Package of related bills heads to governor’s desk
A package of four opioid related bills passed in the state Legislature have been sent to the governor’s desk to await a final signature, according to state Sen. Gene Yaw, R-Loyalsock Township.
“Drug addiction is a preventable disease and it will take a coordinated effort across all spectrums to address it,” Yaw said. “I am grateful that the Legislature recognized the need to address opioid abuse and misuse, and I’m confident that the governor will approve these important measures.”
Two of the bills were sponsored by Yaw. One bill requires prescribers and dispensers to obtain initial and continuing education in pain management, identification of addiction and the use of opioids as effective treatment.

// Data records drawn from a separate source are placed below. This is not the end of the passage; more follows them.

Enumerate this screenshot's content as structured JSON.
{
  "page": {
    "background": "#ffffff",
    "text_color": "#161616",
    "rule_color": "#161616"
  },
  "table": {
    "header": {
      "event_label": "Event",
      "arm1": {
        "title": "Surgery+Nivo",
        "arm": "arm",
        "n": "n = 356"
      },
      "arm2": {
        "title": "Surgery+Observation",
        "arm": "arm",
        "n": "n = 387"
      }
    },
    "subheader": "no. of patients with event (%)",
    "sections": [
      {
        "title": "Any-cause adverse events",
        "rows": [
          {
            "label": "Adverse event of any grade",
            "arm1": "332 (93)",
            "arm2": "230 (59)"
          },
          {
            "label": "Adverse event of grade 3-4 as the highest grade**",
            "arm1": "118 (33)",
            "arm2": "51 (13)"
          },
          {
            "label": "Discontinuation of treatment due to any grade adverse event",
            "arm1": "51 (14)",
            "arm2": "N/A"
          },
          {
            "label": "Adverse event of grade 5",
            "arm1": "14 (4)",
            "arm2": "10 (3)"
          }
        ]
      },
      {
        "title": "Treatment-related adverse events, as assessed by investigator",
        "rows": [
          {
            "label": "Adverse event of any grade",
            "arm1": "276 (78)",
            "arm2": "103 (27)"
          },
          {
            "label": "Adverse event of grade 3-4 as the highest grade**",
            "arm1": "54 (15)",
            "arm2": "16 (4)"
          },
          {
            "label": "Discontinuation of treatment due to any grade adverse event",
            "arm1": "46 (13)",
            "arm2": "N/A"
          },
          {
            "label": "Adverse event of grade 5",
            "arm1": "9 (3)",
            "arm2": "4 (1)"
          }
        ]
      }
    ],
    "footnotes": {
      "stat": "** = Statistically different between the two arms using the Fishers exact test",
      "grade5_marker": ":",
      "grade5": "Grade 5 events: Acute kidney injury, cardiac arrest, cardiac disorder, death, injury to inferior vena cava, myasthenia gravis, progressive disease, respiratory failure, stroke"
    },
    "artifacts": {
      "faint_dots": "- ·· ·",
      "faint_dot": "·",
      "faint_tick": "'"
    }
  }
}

According to Yaw this will include implementing a prescription drug monitoring program database that will be updated every 24 hours and must be checked before opioid drugs are prescribed.

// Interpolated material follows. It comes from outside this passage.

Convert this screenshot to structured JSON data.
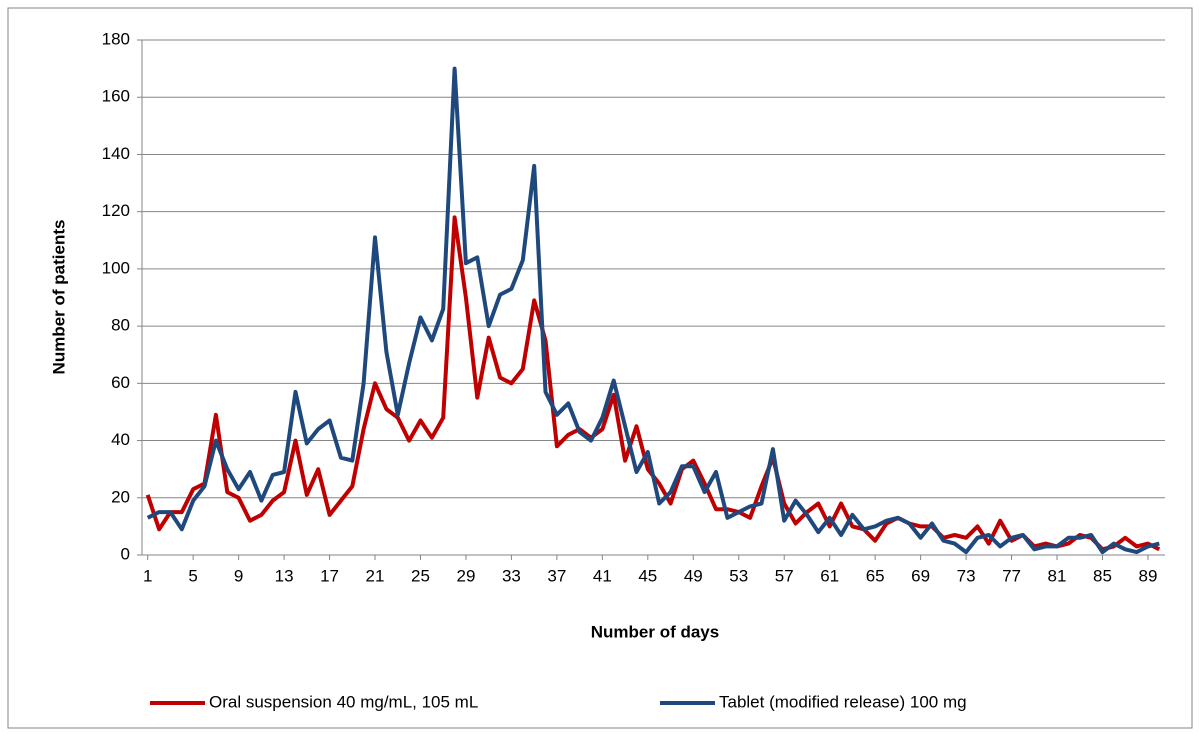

The other bill sponsored by Yaw will limit prescriptions designated for minors to a 7-day period, unless there is a medical emergency that puts the child’s health or safety at risk.
A third bill calls for a medical training facility to implement opioid-related curriculum that will further educate medical professionals in pain management methods.

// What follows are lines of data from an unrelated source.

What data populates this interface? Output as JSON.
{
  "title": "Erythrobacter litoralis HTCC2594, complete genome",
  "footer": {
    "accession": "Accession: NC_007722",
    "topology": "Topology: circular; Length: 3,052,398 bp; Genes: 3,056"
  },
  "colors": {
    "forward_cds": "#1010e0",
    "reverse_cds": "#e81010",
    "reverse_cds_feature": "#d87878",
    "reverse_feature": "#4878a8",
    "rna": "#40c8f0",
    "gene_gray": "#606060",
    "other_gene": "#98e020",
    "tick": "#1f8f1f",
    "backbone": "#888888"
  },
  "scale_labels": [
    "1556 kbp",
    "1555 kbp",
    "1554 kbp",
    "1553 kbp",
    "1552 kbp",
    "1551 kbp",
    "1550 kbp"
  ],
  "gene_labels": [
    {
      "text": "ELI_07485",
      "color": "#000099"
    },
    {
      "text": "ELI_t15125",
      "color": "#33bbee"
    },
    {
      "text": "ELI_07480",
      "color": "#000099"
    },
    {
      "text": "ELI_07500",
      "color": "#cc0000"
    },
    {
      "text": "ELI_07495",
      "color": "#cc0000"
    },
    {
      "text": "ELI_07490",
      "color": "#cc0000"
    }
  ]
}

Subsequently, a House of Representatives bill will create the Safe Emergency Prescribing Act to limit the quantity of opioids prescribed to a patient seeking treatment in the emergency department of the hospital.
Yaw said the purpose of the bill packaging is to create a stronger, collective, effort against the opioid crisis throughout the state.
Gov. Tom Wolf says he will sign the multi-bill package sent to his desk Wednesday. Another bill in the package stalled in the Senate, a House bill that would have required insurers to cover prescriptions for abuse-resistant painkillers and for prescribers to distribute Department of Health-provided educational materials with opioid prescriptions about the risks associated opioids.
Reports from the Associated Press were included in this article.